Arthur passa derrière la chaise roulante et poussa le vieux psychiatre vers les ascenseurs.
— Je vois que tu es toujours d’aussi bonne composition…
— Je suis veuf, handicapé, entouré de vieillards séniles qui pissent et chient dans leur pyjama, et mon fils n’est pas encore capable de se passer de moi pour exercer son métier. Explique-moi pourquoi je devrais être de bonne composition ?
— Parce que tu emmerdes tout le monde autour de toi et que tu as toujours adoré ça. Ici, en plus, tu peux le faire impunément.
Les portes de l’ascenseur s’ouvrirent devant eux.
— Je m’ennuie, Arthur, dit finalement le vieil homme en se penchant pour appuyer sur le bouton qui menait à son étage.
— C’est pour ça que tu me fais faire des allers et retours pour une barre chocolatée ? Ça trompe ton ennui de me voir faire le petit chien pour toi ?
— Un peu. Mais je m’ennuie quand même. Tout m’ennuie, ici.
— Alors tu devrais être content que je vienne te parler de mon boulot ! Ça te fait une vraie distraction.
— Ton boulot aussi m’ennuie. Je l’ai fait toute ma vie.
— Pas ça. Pas ce que j’ai à te montrer.
Ils sortirent de la cabine, suivirent le long couloir blanc dans lequel ils croisèrent d’autres résidents – dont la plupart, en effet, semblaient complètement séniles –, puis ils entrèrent dans la chambre que Ian Draken partageait avec M. Solberg, un ancien chauffeur de bus que la maladie d’Alzheimer avait rendu aphasique et incapable de se gérer seul.
— On… On ne va pas le déranger ? demanda Arthur en regardant le vieillard étendu sur son lit.
— Non. Il n’entend plus rien, il ne voit plus rien… Il n’est plus tout à fait ici.
Ian roula jusqu’à la table de nuit de son voisin et y déposa la barre chocolatée avec un air satisfait.
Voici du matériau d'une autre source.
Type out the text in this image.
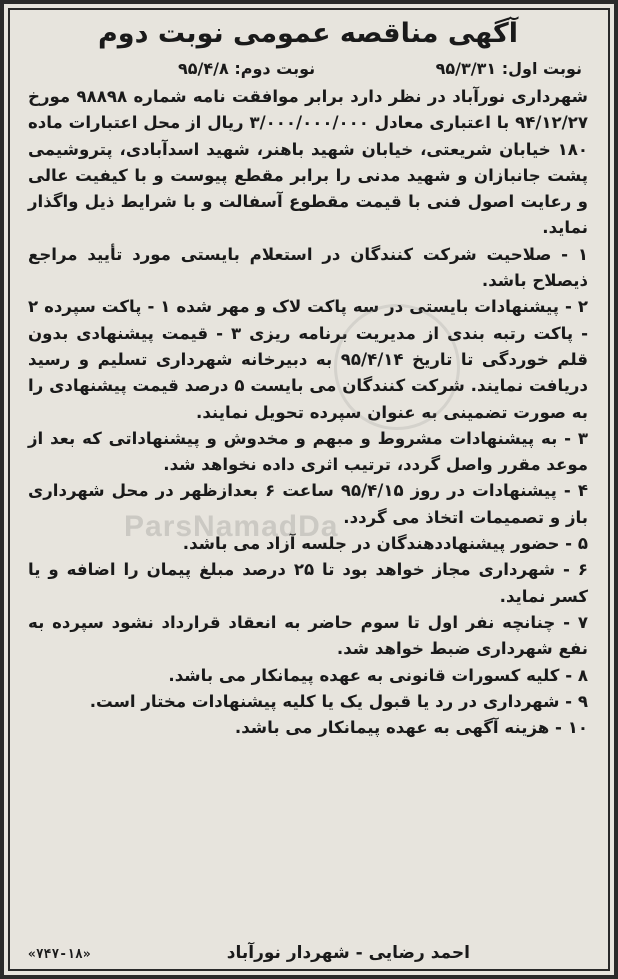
ParsNamadDa
آگهی مناقصه عمومی نوبت دوم
نوبت اول: ۹۵/۳/۳۱
نوبت دوم: ۹۵/۴/۸

شهرداری نورآباد در نظر دارد برابر موافقت نامه شماره ۹۸۸۹۸ مورخ ۹۴/۱۲/۲۷ با اعتباری معادل ۳/۰۰۰/۰۰۰/۰۰۰ ریال از محل اعتبارات ماده ۱۸۰ خیابان شریعتی، خیابان شهید باهنر، شهید اسدآبادی، پتروشیمی پشت جانبازان و شهید مدنی را برابر مقطع پیوست و با کیفیت عالی و رعایت اصول فنی با قیمت مقطوع آسفالت و با شرایط ذیل واگذار نماید.

۱ - صلاحیت شرکت کنندگان در استعلام بایستی مورد تأیید مراجع ذیصلاح باشد.

۲ - پیشنهادات بایستی در سه پاکت لاک و مهر شده ۱ - پاکت سپرده ۲ - پاکت رتبه بندی از مدیریت برنامه ریزی ۳ - قیمت پیشنهادی بدون قلم خوردگی تا تاریخ ۹۵/۴/۱۴ به دبیرخانه شهرداری تسلیم و رسید دریافت نمایند. شرکت کنندگان می بایست ۵ درصد قیمت پیشنهادی را به صورت تضمینی به عنوان سپرده تحویل نمایند.

۳ - به پیشنهادات مشروط و مبهم و مخدوش و پیشنهاداتی که بعد از موعد مقرر واصل گردد، ترتیب اثری داده نخواهد شد.

۴ - پیشنهادات در روز ۹۵/۴/۱۵ ساعت ۶ بعدازظهر در محل شهرداری باز و تصمیمات اتخاذ می گردد.

۵ - حضور پیشنهاددهندگان در جلسه آزاد می باشد.

۶ - شهرداری مجاز خواهد بود تا ۲۵ درصد مبلغ پیمان را اضافه و یا کسر نماید.

۷ - چنانچه نفر اول تا سوم حاضر به انعقاد قرارداد نشود سپرده به نفع شهرداری ضبط خواهد شد.

۸ - کلیه کسورات قانونی به عهده پیمانکار می باشد.

۹ - شهرداری در رد یا قبول یک یا کلیه پیشنهادات مختار است.

۱۰ - هزینه آگهی به عهده پیمانکار می باشد.

احمد رضایی - شهردار نورآباد
«۷۴۷-۱۸»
— Il adore les barres chocolatées.
— Tu sais que tu as largement les moyens de te payer une chambre pour toi tout seul, papa ? Et même si ce n’était pas le cas, je pourrais la payer pour toi…
— Je n’ai pas envie. Je l’aime bien, M. Solberg.
— Ah ça, c’est sûr qu’il ne doit pas beaucoup te contrarier…
— Il me dit encore beaucoup de choses avec ses yeux, rétorqua Ian à voix basse, comme pour lui-même.
Arthur s’approcha du poste de télévision perché sur un support mural, ouvrit son sac en bandoulière et en extirpa la vieille caméra VHS avec laquelle il avait filmé Emily Scott. Il la brancha au téléviseur et appuya sur PLAY.
— Allez, regarde ça, papa. Je veux avoir ton avis.